Dopotutto non è stato Mecenate il primo a chiamarlo Apollo incarnato, durante i loro scherzi?

-Un ritratto piccolo ed essenziale: potessi riassumere anch'io in così poco l'eredità che vorrei lasciare ai posteri! Ci sei tu, in questi tratti, eppure mi pare che non riescano a contenerti.
-Contenere non è ciò che si chiede a un artigiano.

Mecenate ha sempre usato un certo riguardo nel correggere l'amico, non solo per rispetto nei confronti del ruolo e del rango, ma perché ha sempre ritenuto di dovergli restituire, in parte, quella dolcezza che la vita gli ha negato.

-Suggerire, piuttosto: un ritratto ben riuscito permette a chi lo osserva di immaginare il soggetto come se fosse proprio davanti ai suoi occhi. Non è solo una questione di realismo o di precisione dei dettagli, ma di essenza. Che la mia risieda nel lusso è una cosa che vi siete sempre divertiti a rinfacciarmi tu e Agrippa, se la memoria non mi inganna.

Cesare Augusto è grato a Mecenate per le libertà che ama prendersi durante le loro conversazioni private, come quella di punzecchiarlo. O di punzecchiare Agrippa, costringendolo a dare sfogo ai tormenti che, con stoicismo, era solito tenersi dentro.
Il suo sole e la sua luna, così li ha sempre considerati.

E per loro io cosa sono? Il cielo? Eppure volevo essere nuvola. Una nuvola leggera che danza loro attorno.

-Tu sei sempre stato fin troppo bravo a simulare, Mecenate. O a dissimulare a seconda della convenienza. I segni incisi sulla gemma sono ciò che vuoi crediamo di te, esattamente come i poemi che commissioni ai tuoi protetti, e di cui non ti sarò mai abbastanza grato.
-Quindi dici che siamo più simili di quanto pensi?
-Per quale altro motivo la nostra amicizia avrebbe retto così a lungo, altrimenti?

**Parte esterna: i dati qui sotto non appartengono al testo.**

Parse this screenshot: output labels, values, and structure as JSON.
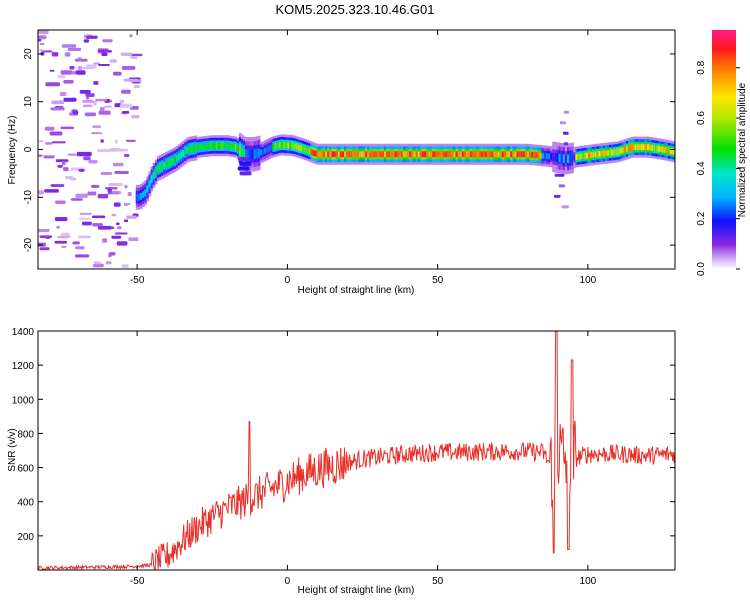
{
  "title": "KOM5.2025.323.10.46.G01",
  "chart_data": [
    {
      "type": "heatmap",
      "xlabel": "Height of straight line (km)",
      "ylabel": "Frequency (Hz)",
      "xlim": [
        -83,
        129
      ],
      "ylim": [
        -25,
        25
      ],
      "xticks": [
        -50,
        0,
        50,
        100
      ],
      "yticks": [
        -20,
        -10,
        0,
        10,
        20
      ],
      "colorbar": {
        "label": "Normalized spectral amplitude",
        "range": [
          0,
          0.95
        ],
        "ticks": [
          0.0,
          0.2,
          0.4,
          0.6,
          0.8
        ]
      },
      "ridge": [
        [
          -49,
          -10
        ],
        [
          -47,
          -9
        ],
        [
          -45,
          -6
        ],
        [
          -43,
          -4
        ],
        [
          -40,
          -3
        ],
        [
          -37,
          -2
        ],
        [
          -33,
          0
        ],
        [
          -29,
          0.5
        ],
        [
          -25,
          0.8
        ],
        [
          -20,
          0.8
        ],
        [
          -17,
          0.5
        ],
        [
          -14,
          -1
        ],
        [
          -11,
          -1
        ],
        [
          -8,
          -0.5
        ],
        [
          -5,
          0.5
        ],
        [
          -2,
          1
        ],
        [
          2,
          0.8
        ],
        [
          6,
          0
        ],
        [
          10,
          -1
        ],
        [
          20,
          -1
        ],
        [
          40,
          -1
        ],
        [
          60,
          -1
        ],
        [
          80,
          -1
        ],
        [
          88,
          -1.5
        ],
        [
          93,
          -2
        ],
        [
          97,
          -1.5
        ],
        [
          103,
          -1
        ],
        [
          110,
          -0.5
        ],
        [
          115,
          0.5
        ],
        [
          120,
          0.5
        ],
        [
          125,
          0
        ],
        [
          129,
          -0.5
        ]
      ]
    },
    {
      "type": "line",
      "xlabel": "Height of straight line (km)",
      "ylabel": "SNR (v/v)",
      "xlim": [
        -83,
        129
      ],
      "ylim": [
        0,
        1400
      ],
      "xticks": [
        -50,
        0,
        50,
        100
      ],
      "yticks": [
        200,
        400,
        600,
        800,
        1000,
        1200,
        1400
      ],
      "color": "#e8302a",
      "envelope": [
        [
          -83,
          12
        ],
        [
          -60,
          18
        ],
        [
          -50,
          22
        ],
        [
          -45,
          30
        ],
        [
          -40,
          80
        ],
        [
          -35,
          170
        ],
        [
          -30,
          250
        ],
        [
          -25,
          310
        ],
        [
          -20,
          360
        ],
        [
          -15,
          400
        ],
        [
          -10,
          440
        ],
        [
          -5,
          480
        ],
        [
          0,
          520
        ],
        [
          5,
          560
        ],
        [
          10,
          590
        ],
        [
          15,
          610
        ],
        [
          20,
          630
        ],
        [
          25,
          650
        ],
        [
          30,
          660
        ],
        [
          35,
          670
        ],
        [
          40,
          680
        ],
        [
          50,
          690
        ],
        [
          60,
          690
        ],
        [
          70,
          695
        ],
        [
          80,
          695
        ],
        [
          85,
          690
        ],
        [
          88,
          600
        ],
        [
          90,
          700
        ],
        [
          92,
          650
        ],
        [
          95,
          650
        ],
        [
          100,
          680
        ],
        [
          110,
          680
        ],
        [
          120,
          670
        ],
        [
          129,
          680
        ]
      ],
      "spikes": [
        {
          "x": -12.6,
          "y": 870
        },
        {
          "x": 89.5,
          "y": 1400
        },
        {
          "x": 88.6,
          "y": 100
        },
        {
          "x": 94.8,
          "y": 1230
        },
        {
          "x": 93.5,
          "y": 120
        }
      ]
    }
  ]
}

Mecenate vorrebbe ribattere ricordando le gelosie di Agrippa, ma evita pensando che si tratterebbe di una cattiveria gratuita da parte sua.
Il generale è il più vulnerabile tra loro, il più fragile e sincero, a dispetto di quel che potrebbe suggerire l'aspetto imponente.
E il bene che vuole a Cesare Augusto è viscerale, tanto che le sue paure lo hanno confermato, più che metterlo in discussione.

-Se Agrippa fosse qui con noi ci avrebbe rimproverato di smettere.

Non può fare a meno di notare Mecenate.

-Ma solo perché si starebbe chiedendo cosa significhi il fatto che lui non sia come noi.

Aggiunge il princeps, curvando le labbra nel suo sorriso più malinconico.
Il suo sole è lontano, a muovere guerra ai Parti.

E quindi sì, io sono nuvola. La nuvola che ha offuscato il sole e non voleva

Mecenate comprende che il discorso sta deviando verso un terreno accidentato per entrambi, e tenta di riportarlo altrove.
Ma Cesare Augusto non lo sente.
In verità non lo ha mai fatto realmente: come Apollo, egli è un mistero impenetrabile.
Solo il pallido candore del marmo lunense si avvicina alla sua essenza, più dei tratti che vi sono scolpiti.